Studio estimates Sunday put Tom Cruise's action thriller Jack Reacher in second place with a modest $15.6 million debut. Based on the Lee Child best-seller One Shot, the Paramount Pictures release stars Cruise as a lone-wolf ex-military investigator tracking a sniper conspiracy.
Opening at No. 3 with $12 million was Judd Apatow's marital comedy This Is 40, a Universal Pictures film featuring Paul Rudd and Leslie Mann reprising their roles from the director's 2007 hit Knocked Up.
Paramount's road-trip romp The Guilt Trip, featuring Knocked Up star Seth Rogen and Barbra Streisand, debuted weakly at No. 6 with $5.4 million over the weekend and $7.4 million since it opened Wednesday. Playing in narrower release, Paramount's acrobatic fantasy Cirque du Soleil: Worlds Away also drew light crowds, debuting at No. 11 with $2.1 million.
A 3-D version of Disney's 2001 animated blockbuster Monsters, Inc. also had a modest start at No. 7 with $5 million over the weekend and $6.5 million since opening Wednesday.
In limited release, Kathryn Bigelow's Osama bin Laden manhunt saga Zero Dark Thirty played to packed houses with $410,000 in just five theaters, averaging a huge $82,000 a cinema.
That compares with a $4,654 average in 3,352 theaters for Jack Reacher and a $4,130 average in 2,913 cinemas for This Is 40. ''The Guilt Trip averaged $2,217 in 2,431 locations, Monsters, Inc. averaged $1,925 in 2,618 cinemas and Cirque du Soleil did $2,542 in 840 theaters.
Since opening Wednesday, Zero Dark Thirty has taken in $639,000. Distributor Sony plans to expand the acclaimed film to nationwide release in January, amid film honors and nominations leading up to the Feb. 24 Academy Awards.

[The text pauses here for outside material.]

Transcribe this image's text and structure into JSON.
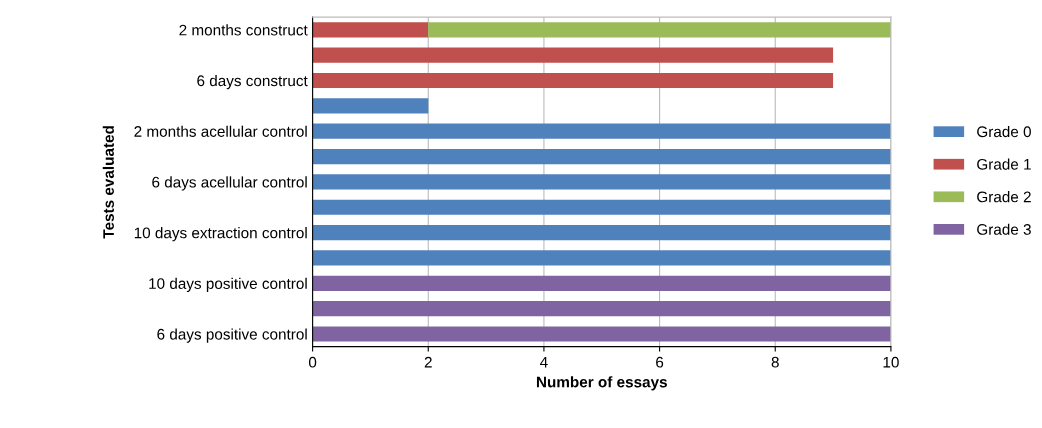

Opening in 15 theaters from Lionsgate banner Summit Entertainment, Naomi Watts and Ewan McGregor's tsunami-survival drama The Impossible took in $138,750 for an average of $9,250.
A fourth new release from Paramount, The Sopranos creator David Chase's 1960s rock 'n' roll tale Not Fade Away, debuted with $19,000 in three theaters, averaging $6,333.